Today I had a moment where I didn't know what to do. I know that you never have those, so please be gracious to me as I share. I believe that the Bible is our standard for living, and though I don't think I have corner on what it all means exactly, I do feel strongly about many things that it teaches. Sometimes though, I fall into areas that are not spelt out for me. How do I manage these encounters? Today's dilemma was about tithing. Recently the budget at SRC has changed, and in the aftermath my compensation has changed (although it has not gone up nor down) But my Salary has changed and I'm facing questions about my tithe. What did I do today, when I didn't know what to do, how to understand the teachings in the Bible. I thought it might help someone else to know what I do.
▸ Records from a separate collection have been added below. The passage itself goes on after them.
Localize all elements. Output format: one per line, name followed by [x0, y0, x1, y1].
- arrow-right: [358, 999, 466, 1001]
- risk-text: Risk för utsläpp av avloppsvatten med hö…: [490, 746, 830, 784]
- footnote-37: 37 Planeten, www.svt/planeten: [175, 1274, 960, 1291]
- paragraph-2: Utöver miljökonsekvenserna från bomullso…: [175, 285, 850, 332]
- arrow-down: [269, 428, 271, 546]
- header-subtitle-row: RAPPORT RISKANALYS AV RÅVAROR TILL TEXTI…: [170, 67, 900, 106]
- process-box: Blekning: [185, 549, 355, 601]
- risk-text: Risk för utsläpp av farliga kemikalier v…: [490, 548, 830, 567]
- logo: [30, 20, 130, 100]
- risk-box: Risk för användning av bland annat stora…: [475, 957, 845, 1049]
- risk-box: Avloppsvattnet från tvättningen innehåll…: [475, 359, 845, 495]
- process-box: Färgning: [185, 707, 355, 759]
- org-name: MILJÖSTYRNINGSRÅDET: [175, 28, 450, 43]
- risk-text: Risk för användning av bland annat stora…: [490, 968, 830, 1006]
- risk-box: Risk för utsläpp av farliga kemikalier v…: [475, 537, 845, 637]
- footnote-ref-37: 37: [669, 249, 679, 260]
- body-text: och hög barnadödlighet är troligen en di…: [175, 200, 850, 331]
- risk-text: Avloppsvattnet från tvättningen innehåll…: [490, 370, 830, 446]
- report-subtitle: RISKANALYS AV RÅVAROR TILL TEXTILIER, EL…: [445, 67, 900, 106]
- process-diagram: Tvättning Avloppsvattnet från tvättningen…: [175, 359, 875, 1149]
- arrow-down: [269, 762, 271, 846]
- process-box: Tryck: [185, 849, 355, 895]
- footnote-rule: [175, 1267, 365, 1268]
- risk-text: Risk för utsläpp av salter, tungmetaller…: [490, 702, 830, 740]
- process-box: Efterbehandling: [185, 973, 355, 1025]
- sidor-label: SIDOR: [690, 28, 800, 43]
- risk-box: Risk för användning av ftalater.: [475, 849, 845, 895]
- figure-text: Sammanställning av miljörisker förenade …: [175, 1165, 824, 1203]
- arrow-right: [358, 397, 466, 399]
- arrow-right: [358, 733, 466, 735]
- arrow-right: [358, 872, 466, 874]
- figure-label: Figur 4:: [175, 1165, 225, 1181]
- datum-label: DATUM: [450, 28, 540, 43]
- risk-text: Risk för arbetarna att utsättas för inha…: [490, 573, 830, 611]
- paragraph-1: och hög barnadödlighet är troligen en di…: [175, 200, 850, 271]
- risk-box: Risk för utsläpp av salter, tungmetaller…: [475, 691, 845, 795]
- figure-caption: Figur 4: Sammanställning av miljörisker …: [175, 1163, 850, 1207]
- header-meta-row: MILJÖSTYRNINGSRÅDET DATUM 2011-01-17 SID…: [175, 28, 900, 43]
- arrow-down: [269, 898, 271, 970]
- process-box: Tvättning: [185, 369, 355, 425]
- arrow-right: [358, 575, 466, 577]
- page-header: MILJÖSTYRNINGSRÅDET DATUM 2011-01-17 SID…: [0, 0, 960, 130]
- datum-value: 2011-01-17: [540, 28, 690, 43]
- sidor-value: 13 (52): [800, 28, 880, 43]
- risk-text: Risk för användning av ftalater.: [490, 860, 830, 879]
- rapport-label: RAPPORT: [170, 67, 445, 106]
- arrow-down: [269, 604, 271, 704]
I sort it out through a number of channels. First I prayed about it, but I didn't ask God for the answer. I asked him to help me find the answer. Then I called my shepherd, my friend Phil. (I guess he's my shepherd like the stray dog who follows you around hoping scraps will fall off your plate. Meaning, I'm not sure if he chose me, but I've chosen him.) He shared with me his best counsel. Then I turned to my director, that's my father. When he thinks about a subject he has almost perfect performance (as Buckingham would say) at giving direction. Later this month I'll take it to my coach, and I may even bounce it off some friends of mine that I feel have particular insight into the area of finances and stewardship. Then I take that counsel, and compile it in prayer. Knowing that I've done my best to let the Spirit of God speak to me through the voices of the body of Christ around me and the voice of the Spirit inside me.
That's it. That's what I do. I try to perform for an audience of One. I think he's pleased with this approach.